Eppure San Giovanni ha detto nella sua prima lettera che abbiamo letto domenica scorsa: "Questa è la forza che vince il mondo, la nostra fede". Ha parlato di forza che vince, non di debolezza che soccombe.
Il prete filosofo Italo Mancini, che ha studiato a fondo il pensiero negativo moderno e il liberismo della nuova destra si è occupato anche di questa apparente debolezza del pacifismo, della predicazione dell’amore e del dialogo.
Ed è approdato a quella che ha chiamato "violenza ermeneutica", che vuol dire lettura inesorabile della realtà senza cedimenti e senza sconti per nessuno, neanche per la Chiesa. Scrive esplicitamente: "Una nuova persuasiva lettura del mondo o della storia o della fede è capace di sconvolgimenti inauditi, suscita fuochi che scaldano il petto e crea fronti di lotta dai coaguli enormi". Cita ad esempio il Mahatma Gandhi che conquista un impero con il suo Satyagraha, ma anche Papa Giovanni e il suo Concilio Vaticano II. Violenza ermeneutica era quella di Sant’Agostino quando scriveva: "Uccidiamo la guerra con la parola, perché non vengano uccisi gli uomini con la guerra". E violenza ermeneutica era pure quella di Gesù quando gridava: "Guai a voi farisei ipocriti!" e quando scacciò con furore i mercanti dal tempio.
Oggi noi potremmo citare come violenza ermeneutica la rivoluzione araba che ha scosso tutto il Nord Africa dall’Egitto alla Tunisia, alla Libia, con effetti inattesi e sorprendenti di abbattimenti di forti dittature e germi promettenti di democrazia. Anche gli "indignados" della Spagna e poi del nostro Paese sono violenza ermeneutica che reclama giustizia sociale senza ricorrere alla violenza fisica, anzi, proprio nelle infiltrazioni dei Black Block incappucciati spacca-vetrine vede il suo principale nemico che rovina dal di dentro la sua concezione nonviolenta.
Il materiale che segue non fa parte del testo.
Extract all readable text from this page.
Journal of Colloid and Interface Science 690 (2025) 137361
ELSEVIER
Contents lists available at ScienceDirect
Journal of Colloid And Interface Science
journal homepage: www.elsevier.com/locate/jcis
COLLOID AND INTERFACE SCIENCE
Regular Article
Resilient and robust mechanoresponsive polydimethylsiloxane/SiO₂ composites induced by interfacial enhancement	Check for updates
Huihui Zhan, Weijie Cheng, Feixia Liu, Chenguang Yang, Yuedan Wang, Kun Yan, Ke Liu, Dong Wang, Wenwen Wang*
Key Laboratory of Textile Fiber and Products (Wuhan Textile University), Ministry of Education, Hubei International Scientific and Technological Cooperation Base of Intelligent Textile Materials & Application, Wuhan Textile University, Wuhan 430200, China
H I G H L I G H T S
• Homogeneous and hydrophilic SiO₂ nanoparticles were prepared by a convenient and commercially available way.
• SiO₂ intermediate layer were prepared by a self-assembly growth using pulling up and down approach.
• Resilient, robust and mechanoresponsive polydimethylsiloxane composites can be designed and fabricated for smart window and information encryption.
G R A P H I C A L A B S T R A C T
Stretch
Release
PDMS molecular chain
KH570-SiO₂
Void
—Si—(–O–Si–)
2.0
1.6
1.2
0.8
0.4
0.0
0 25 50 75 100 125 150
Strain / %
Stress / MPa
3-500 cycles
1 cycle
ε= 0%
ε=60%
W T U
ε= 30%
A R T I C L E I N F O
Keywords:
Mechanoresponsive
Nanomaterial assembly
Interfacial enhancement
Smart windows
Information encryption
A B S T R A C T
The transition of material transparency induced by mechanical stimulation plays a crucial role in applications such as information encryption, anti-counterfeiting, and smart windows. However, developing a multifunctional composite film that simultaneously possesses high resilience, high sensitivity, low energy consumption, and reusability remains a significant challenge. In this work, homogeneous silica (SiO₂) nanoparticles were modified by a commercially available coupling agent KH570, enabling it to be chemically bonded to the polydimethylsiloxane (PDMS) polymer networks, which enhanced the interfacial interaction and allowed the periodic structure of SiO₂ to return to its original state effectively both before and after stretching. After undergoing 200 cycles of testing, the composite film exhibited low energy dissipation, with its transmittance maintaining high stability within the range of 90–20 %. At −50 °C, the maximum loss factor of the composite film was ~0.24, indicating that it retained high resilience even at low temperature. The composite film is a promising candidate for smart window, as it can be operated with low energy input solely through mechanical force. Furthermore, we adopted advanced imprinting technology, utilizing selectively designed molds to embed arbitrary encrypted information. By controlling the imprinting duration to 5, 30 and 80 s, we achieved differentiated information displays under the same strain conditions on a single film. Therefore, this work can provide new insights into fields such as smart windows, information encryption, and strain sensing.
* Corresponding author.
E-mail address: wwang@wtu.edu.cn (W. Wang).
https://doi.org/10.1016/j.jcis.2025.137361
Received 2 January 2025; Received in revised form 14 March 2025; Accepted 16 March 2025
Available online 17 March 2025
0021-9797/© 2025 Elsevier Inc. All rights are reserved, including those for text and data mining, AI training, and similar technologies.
Una lettura inesorabile della situazione può essere anche la via di uscita dalla crisi che ci attanaglia, se diventa, per usare le espressioni di Italo Mancini, "fuoco che riscalda i petti e crea fronti di lotta dai coaguli enormi". E mi pare di intravederla nell’incontro dei cattolici italiani a Todi, cui ha fatto eco e necessario completamento quello del cattolicesimo democratico a Roma.
Interessanti e allusive le tre "C" di quest’ultimo: "Costituzione, Concilio, Cittadinanza", perché se da una parte richiamano un momento alto di dialogo tra forze politiche e ideologie diverse che segnò l’uscita dalla crisi del dopoguerra e la nascita della nostra Repubblica, dall’altra rilanciano il Concilio che fu primavera della Chiesa. Il tutto calato nell’attualità della cittadinanza. Una Costituzione nonviolenta, che all’articolo 11 ripudia esplicitamente la guerra. Un Concilio che definisce la Chiesa "popolo di Dio" in cui c’è pari dignità di tutti. La Cittadinanza infine oggi è planetaria. Utopia, dirà qualcuno. E va bene, ma sul modello del Regno di Dio che deve instaurarsi già su questa terra. Idee-forza, che già ispirano missionari, mondo del volontariato e cristiani fino al martirio. Attendono però di diventare fuochi che riscaldano i cuori di tutti i credenti e fonte di ispirazione dei cosiddetti "nuovi politici cattolici’. E la crisi non farà più paura.